Flickr/Al Ibrahim. CC BY-SA 2.0.The EU General Data Protection Regulation (GDPR) is one of the most important pieces of human rights and consumer protection legislation of the 21st century. It extends the rights we have as citizens and overhauls a framework developed in the 1990s that governs the way states and corporations can collect and use information about us. The GDPR also allows the free movement of personal data across the EU and the government’s decision to seek to implement the measure in full, regardless of the Brexit negotiations, is a mark of its importance.
However, the bill transposing the GDPR into UK law is complex and labyrinthine. As the GDPR must be applied by May next year, the government has set a tight legislative timetable for its passage, and the bill has already had its second reading in the Lords.
Yet to be raised is the significance of the exemptions set out in Schedule 2 to the Bill, which, as drafted, would potentially remove entire industries dedicated to vetting, profiling and blacklisting private individuals from the reach of the law. Whether intentional or not, the language it contains means that private companies that vet people on behalf of banks, employers and landlords could claim exemption.
Those actors who the bill proposes to exempt do not simply act on a ‘case-by-case’ basis; instead they compile large, pre-emptive and often highly speculative databases that result in de facto blacklisting.
The scope of the exemptions is striking, but one particular and apparently deliberate application stands out: vetting in the financial sector. Under UK and EU law, anyone trying to open a bank account, send money overseas or enter into various financial transactions must undergo an increasingly extensive risk assessment in accordance with anti-money laundering and counterterrorism conventions. These checks are now frequently outsourced to private companies who have created vast databases containing the names and profiles of individuals and organisations who might pose such a risk. One of the market leaders is World-Check, a UK based data-broker owned by Thomson-Reuters that has now amassed more than 3 million such records, and is featured regularly on the pages of Vice (see here, here and here).

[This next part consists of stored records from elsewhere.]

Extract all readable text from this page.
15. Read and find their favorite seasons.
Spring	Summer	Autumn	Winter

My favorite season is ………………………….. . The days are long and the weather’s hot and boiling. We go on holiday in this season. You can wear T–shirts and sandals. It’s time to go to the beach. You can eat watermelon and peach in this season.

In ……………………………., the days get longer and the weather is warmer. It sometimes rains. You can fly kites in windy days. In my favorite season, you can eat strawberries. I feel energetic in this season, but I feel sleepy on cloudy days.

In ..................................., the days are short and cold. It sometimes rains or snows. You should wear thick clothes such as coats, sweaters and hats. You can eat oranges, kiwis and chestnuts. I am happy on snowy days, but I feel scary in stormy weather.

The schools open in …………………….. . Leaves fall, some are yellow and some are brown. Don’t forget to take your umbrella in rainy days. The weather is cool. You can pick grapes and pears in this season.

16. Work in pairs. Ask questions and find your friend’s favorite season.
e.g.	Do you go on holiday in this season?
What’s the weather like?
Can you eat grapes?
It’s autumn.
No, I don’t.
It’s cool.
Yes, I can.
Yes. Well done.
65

Over the past few years, our work has highlighted both the lack of credibility in the data giving rise to some of these profiles and the adverse implications that being listed as a financial crime or terrorism ‘risk’ by companies like World-Check can have. Not only could you be refused financial services, you could be passed over for a job, or denied a visa, because employers and authorities also subscribe to these databases in large numbers.
We have represented dozens of individuals and organisations who suffered devastating consequences as a result of being falsely identified as posing a terrorism risk. We believe these cases represent the tip of the proverbial iceberg.
Under the exemption provisions in schedule 2 of the current bill, World-Check and its numerous competitors would ostensibly be exempt from the core data protection provisions that apply to other data controllers. They would be under no obligation to inform you that they hold your data – or consider you a crime risk – and would be free to share it across the world. You would have no right to access your records, object to the processing, or seek any form of redress in the event that the data they hold is false, inaccurate or misleading.
World-Check and its numerous competitors would ostensibly be exempt from the core data protection provisions that apply to other data controllers.
Crucially, it is only through individuals exercising these rights under the existing UK data protection framework that legal accountability has begun to be possible. We are concerned that these fundamental rights may fall by the wayside, particularly on such a tight timeframe for legislative scrutiny.
Also included in the Schedule 2 exemptions are profiling related to the provision of banking, insurance, investment or other financial services; to the health, safety and welfare of persons at work; to the maintenance of effective immigration control; and to the protection of charities or community interest companies against misconduct or mismanagement.
This means that as long as they can claim a vague, undefined, ‘public interest’ justification, credit reference agencies, employment agencies, letting agents, companies that profile charities and their staff, and private companies involved in the enforcement of immigration control could all seek to rely on these exemptions in the future – where none exist at present. We are unlikely to know whether those public interest justifications are validly applied unless they are challenged. Yet without the right to know what data is being processed, will such a challenge even be possible?
What should concern us most is that those actors who the bill proposes to exempt do not simply act on a ‘case-by-case’ basis; instead they compile large, pre-emptive and often highly speculative databases that result in de facto blacklisting. The Consulting Association scandal, the Equifax hack and today’s news about World-Check profiling trade unionists and animal rights activists demonstrate why the proposed exemptions are of such concern.
Back in 2011, lobbyists employed by World-Check had pushed for the inclusion of similar provisions in the EU proposals for the GDPR. Their efforts received short shrift from EU legislators. Last week in the Lords we were told that
“offerings such as World-Check [play] a key role in Europe and globally in helping many private sector firms and public authorities identify potential risks [and] will be needing a number of clarifications in the Bill so that it will be able to continue to provide its important services”
We should not be fooled. The only clarifications we need are to schedule 2, to ensure that the likes of World-Check have to respect the rule of law like everyone else.